Uma mosca estava boiando no copo de cerveja. Ele a observou morrer ali dentro. Não importava que ela estivesse ali. Continuou bebendo, mas tendo cuidado para não engoli-la.
Sempre parava para beber no bar em anexo ao posto Texaco, que ficava próximo à entrada da cidade. Na maioria das vezes ia acompanhado dos amigos, mas não naquela noite. Já estava na terceira garrafa de cerveja e os reflexos dos carros que passavam pela rodovia o deixavam cada vez mais ansioso. 
Não foi a decisão mais fácil que já tomara, mas com certeza seria a melhor de todas. É bem provável que naquele dia é que nascesse verdadeiramente e a mosca via tudo ali de dentro do copo.
O trabalho e a vida medíocre naquela cidade roubaram-lhe um tempo precioso da juventude. Já poderia estar na estrada há muito. Havia pedido demissão recentemente e ainda tinha algum dinheiro, embora não o suficiente. 
Não tirava os olhos de um Monza preto em que um estranho acabara de chegar. Estava sentado próximo a ele e também tomava cerveja. O carro estava todo enlameado e não era possível ler a placa, mas tinha a impressão de avistar um motorista lá dentro, que o observava.

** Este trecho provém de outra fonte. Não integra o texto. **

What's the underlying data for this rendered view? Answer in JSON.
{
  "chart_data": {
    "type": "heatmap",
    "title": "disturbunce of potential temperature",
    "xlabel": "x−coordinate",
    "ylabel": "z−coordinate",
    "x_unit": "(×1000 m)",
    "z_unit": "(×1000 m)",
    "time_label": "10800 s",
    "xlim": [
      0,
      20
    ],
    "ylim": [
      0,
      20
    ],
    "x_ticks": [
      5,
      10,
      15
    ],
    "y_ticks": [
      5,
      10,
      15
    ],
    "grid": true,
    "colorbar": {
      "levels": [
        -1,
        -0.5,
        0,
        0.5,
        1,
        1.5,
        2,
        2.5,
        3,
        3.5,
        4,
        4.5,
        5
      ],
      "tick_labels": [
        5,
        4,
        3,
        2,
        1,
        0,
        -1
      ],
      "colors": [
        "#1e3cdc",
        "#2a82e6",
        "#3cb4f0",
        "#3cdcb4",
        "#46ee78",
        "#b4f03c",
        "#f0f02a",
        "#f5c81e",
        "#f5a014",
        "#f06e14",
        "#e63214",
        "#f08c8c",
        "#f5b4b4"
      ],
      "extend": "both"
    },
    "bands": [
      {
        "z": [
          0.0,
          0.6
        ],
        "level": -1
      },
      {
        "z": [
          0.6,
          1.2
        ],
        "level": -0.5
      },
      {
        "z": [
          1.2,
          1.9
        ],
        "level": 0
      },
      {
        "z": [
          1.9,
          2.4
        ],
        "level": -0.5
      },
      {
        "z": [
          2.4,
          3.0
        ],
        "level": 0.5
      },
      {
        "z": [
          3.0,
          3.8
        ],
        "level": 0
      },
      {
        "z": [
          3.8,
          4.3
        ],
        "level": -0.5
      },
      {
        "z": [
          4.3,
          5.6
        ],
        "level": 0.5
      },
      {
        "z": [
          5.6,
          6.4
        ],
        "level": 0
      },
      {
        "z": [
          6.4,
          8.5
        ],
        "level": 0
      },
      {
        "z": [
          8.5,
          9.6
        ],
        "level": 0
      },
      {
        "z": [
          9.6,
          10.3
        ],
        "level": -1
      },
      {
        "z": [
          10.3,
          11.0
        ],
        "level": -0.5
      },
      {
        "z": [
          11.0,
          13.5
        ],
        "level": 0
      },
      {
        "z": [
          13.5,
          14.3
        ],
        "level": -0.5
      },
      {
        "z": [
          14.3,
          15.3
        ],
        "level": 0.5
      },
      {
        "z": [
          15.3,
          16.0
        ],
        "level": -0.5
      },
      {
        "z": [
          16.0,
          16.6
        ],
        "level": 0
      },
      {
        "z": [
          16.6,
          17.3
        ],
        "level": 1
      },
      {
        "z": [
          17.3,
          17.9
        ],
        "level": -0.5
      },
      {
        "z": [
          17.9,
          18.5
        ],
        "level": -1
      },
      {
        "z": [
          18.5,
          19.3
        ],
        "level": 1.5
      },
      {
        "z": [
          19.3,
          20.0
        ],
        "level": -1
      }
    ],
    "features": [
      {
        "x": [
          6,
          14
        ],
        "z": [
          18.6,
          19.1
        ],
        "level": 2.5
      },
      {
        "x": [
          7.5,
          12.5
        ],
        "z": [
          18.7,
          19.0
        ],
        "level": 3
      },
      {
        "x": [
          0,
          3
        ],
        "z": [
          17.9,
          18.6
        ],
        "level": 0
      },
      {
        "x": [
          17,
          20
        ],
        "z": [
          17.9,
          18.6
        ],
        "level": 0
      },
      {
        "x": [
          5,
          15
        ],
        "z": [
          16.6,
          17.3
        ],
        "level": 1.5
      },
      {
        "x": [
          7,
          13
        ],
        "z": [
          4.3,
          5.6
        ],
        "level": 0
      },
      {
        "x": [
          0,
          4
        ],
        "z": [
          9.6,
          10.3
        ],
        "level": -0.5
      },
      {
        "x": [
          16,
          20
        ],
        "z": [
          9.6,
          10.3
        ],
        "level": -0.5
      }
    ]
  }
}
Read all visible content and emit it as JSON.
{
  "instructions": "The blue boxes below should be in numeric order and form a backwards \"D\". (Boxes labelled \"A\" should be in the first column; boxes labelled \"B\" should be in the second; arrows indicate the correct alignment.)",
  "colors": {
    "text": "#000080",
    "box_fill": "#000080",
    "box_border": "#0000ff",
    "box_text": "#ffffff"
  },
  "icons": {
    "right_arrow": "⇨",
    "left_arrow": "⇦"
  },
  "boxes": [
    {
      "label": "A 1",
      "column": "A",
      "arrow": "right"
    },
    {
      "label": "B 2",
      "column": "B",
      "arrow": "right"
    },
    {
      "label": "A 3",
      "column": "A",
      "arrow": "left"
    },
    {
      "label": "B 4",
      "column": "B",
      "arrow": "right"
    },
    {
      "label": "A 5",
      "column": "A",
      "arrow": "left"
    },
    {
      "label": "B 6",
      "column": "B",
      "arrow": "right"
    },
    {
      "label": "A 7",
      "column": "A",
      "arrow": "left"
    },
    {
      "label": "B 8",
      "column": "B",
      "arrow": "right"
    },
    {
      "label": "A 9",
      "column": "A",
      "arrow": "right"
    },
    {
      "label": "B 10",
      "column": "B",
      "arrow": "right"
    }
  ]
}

Pediu mais uma cerveja. Tomaria aquela e então daria um jeito de iniciar a viagem, nem que fosse a pé. Por instantes duvidava de si mesmo, que por fim tomara coragem para realizar o grande sonho. Mas agora não voltaria mais atrás, não passaria o resto da vida naquele lugar. Só tinha aquela vida e não a desperdiçaria.
O impulso que faltava ocorreu meses antes, quando levou consigo o livro que um hippie deixara ali no bar do posto. Era um exemplar muito velho de On The Road. O enredo lhe fez refletir sobre a estagnação que o dominava. Por isso teria que agir logo, conhecer o máximo de lugares e pessoas possíveis. Iria seguir sem destino, deixando que a estrada o levasse. O falecido astro de rock estava certo: ‘É melhor queimar de uma vez do que se apagar aos poucos”, falou em voz alta.
O estranho que se levantava naquele momento, olhou para ele e sorriu.
- Precisa de carona amigo? Vejo que está de partida – disse o homem, apontando para uma mochila que estava no chão. 
Não podia acreditar em tão providencial convite. Aquele fora mesmo o dia certo para iniciar a viagem.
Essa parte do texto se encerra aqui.